Ravi K Joshi

Champagne

What is so special about Champagne that the many of us instinctively but incorrectly call any Sparkling Wine a ‘Champagne’? The answer has its origin in the 18th century when the famous French Benédictine monk called Dom Pérignon stumbled upon an effervescent wine that he intended producing as a still red wine- and euphorically called out to his assistant - "Come quickly, I am drinking the stars!"- words that have now been etched in history. In the present day, the same production method is known as Méthode Champenoise- a method that involves double fermentation of wine, once in the fermentation vats and the second time within the bottle wherein the carbon-di-oxide produced during the secondary fermentation gets assimilated into the wine, giving Champagne it's trademark sparkle. 

For a sparkling wine to be called Champagne, the wine must be produced in the geographically demarcated Champagne region of France, and adhere to the production norms formalised by the French Government. The grapes for the wines too, must come from the same region, which is established for its optimum climate & soil conditions for the three varietals viz. Pinot Noir, Pinot Meunier & Chardonnay.

In case of  sparkling wines other than Champagne, production methods and grape varieties may vary and even if Méthode Champenoise has been adapted, it is called Méthode Traditionelle.

Though the term Champagne in itself denotes luxury, there are some variations that peg the wine at various levels:

Vintage Champagne: Labelled by the year and produced only when the crop is exceptionally good that year. These are also kept longer in cellars as compared to the Non Vintage variety before release. Hence these are more expensive than Non Vintage Champagnes.

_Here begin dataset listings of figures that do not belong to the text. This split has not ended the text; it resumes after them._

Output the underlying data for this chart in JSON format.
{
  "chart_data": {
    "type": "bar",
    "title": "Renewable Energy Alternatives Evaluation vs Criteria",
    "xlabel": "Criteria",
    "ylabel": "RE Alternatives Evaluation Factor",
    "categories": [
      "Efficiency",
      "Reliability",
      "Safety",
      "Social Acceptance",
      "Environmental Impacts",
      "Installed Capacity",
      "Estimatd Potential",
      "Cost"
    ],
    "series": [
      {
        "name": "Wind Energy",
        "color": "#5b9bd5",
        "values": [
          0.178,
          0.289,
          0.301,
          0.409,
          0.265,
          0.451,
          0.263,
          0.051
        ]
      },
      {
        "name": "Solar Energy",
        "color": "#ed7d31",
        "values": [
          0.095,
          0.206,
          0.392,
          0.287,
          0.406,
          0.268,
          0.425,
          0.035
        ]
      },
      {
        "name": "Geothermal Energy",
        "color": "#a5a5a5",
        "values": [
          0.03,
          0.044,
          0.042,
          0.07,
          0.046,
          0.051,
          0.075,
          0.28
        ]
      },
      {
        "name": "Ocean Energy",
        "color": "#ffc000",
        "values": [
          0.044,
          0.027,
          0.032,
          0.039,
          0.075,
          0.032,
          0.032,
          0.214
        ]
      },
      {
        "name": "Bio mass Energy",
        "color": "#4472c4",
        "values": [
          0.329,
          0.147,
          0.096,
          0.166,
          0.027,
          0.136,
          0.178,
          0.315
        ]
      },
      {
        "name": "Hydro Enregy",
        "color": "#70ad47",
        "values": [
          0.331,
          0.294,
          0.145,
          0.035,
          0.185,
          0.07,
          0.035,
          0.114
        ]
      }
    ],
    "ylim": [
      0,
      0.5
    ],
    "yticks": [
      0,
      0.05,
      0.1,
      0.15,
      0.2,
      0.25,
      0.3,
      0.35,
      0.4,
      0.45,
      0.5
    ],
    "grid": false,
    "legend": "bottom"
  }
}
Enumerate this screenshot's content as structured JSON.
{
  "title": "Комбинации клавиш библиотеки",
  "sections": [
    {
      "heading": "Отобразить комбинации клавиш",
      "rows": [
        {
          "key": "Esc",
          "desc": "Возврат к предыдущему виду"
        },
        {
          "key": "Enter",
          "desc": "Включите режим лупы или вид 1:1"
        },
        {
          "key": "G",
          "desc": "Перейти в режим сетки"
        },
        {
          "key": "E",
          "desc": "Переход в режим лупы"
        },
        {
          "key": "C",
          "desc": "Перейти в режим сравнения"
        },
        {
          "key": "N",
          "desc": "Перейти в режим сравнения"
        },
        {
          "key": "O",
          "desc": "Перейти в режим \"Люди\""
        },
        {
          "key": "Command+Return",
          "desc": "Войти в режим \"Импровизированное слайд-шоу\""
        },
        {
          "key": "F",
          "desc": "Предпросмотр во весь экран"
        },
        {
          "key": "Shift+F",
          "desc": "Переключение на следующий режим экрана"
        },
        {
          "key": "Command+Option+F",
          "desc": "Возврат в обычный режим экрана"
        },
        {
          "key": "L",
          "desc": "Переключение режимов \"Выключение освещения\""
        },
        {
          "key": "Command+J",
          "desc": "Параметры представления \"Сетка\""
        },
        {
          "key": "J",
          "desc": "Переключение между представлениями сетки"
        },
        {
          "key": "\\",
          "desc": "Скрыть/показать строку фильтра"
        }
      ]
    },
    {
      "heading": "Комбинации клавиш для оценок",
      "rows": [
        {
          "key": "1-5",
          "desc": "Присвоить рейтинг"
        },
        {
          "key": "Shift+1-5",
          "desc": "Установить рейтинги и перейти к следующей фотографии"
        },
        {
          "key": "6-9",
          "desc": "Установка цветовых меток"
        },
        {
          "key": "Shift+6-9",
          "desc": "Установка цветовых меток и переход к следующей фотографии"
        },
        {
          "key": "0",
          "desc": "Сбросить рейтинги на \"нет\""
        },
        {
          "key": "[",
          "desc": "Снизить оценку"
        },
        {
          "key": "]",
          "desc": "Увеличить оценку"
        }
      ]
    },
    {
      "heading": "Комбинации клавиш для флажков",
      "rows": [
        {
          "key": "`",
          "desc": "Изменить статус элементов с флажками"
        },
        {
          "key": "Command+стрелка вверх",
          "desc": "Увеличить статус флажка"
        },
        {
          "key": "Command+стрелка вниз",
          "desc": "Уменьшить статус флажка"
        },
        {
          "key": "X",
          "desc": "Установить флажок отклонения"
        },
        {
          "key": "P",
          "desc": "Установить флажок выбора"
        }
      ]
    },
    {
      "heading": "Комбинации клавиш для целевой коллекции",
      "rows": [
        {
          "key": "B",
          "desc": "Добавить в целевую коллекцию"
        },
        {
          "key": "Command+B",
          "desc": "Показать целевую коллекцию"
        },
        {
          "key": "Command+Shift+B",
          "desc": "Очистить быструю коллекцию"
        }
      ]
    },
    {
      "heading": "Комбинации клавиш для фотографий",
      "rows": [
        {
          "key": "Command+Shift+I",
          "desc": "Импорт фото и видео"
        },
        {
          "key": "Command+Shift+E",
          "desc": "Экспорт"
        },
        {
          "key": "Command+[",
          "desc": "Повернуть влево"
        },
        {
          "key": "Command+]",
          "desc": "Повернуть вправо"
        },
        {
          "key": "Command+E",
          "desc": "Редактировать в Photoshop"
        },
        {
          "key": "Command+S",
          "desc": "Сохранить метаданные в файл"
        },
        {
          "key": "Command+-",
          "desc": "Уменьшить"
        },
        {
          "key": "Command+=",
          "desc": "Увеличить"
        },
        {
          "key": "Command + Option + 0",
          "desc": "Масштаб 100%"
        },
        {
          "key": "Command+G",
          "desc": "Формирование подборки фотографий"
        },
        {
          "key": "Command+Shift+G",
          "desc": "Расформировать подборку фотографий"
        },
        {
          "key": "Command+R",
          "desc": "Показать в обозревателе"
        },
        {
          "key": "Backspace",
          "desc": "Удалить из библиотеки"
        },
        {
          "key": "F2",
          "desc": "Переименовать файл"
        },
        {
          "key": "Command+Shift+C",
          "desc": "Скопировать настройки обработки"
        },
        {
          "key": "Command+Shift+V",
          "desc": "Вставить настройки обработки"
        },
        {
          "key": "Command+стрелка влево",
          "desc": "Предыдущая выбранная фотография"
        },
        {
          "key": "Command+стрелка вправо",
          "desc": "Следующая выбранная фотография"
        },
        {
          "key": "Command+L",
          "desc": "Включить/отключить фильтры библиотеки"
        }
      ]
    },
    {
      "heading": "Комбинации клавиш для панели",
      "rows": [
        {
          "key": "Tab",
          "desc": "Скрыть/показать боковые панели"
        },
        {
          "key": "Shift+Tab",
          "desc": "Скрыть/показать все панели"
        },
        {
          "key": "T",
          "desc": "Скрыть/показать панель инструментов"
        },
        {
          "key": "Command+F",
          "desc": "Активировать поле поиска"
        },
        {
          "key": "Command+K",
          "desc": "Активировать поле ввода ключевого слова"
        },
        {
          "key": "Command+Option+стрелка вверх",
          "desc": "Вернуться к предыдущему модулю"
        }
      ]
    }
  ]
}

Non Vintage Champagne: These wines do not have the  year mentioned on the label and are formed as a blend of  80-90 % of current year’s crop with 10-20 % of the previous year to ensure consistency of the particular  brand style. 

Prestige Cuvée: What initially started as a ‘Made to Order’ Champagne in 1873 by Czar Alexander II of Russia  is now also released commercially in the present day context as top offerings of various Champagne Houses. These are the most expensive of Champagnes.

Some of the well known Champagne houses are- Moët & Chandon, Louis Roederer, Bollinger, Billecart- Salmon, Taittinger, Cattier, Piper Heidsieck, Charles Heidsieck, GH Mumm & Krug.

How to open a bottle of Champagne or Sparkling Wine?
  • Remove the top part of the foil by locating the tab and peeling it off.
    Thereafter remove the wire mesh by unwisting its turns, keeping the direction of the cork towards an open space away from persons or objects.
  • Hold the cork in place by hand from the moment the wire is removed.
  • Tilt the bottle at angle of about 30 degrees while gripping the cork and use the other hand by the base of the bottle.
  • Turn the bottle & not the cork.
  • Hold the cork steady, preventing it flying off and gently ease it out of the bottle.

Practical Tip: In case of opening the bottle in celebratory mode by shaking the bottle before removing the cork, take extra care to point the bottle away from people or objects and keep the cork secured with your thumb firmly pressed against it to avoid accidental shooting-off. Also keep the glasses handy for immediate pouring so that the wine is not wasted away in excess.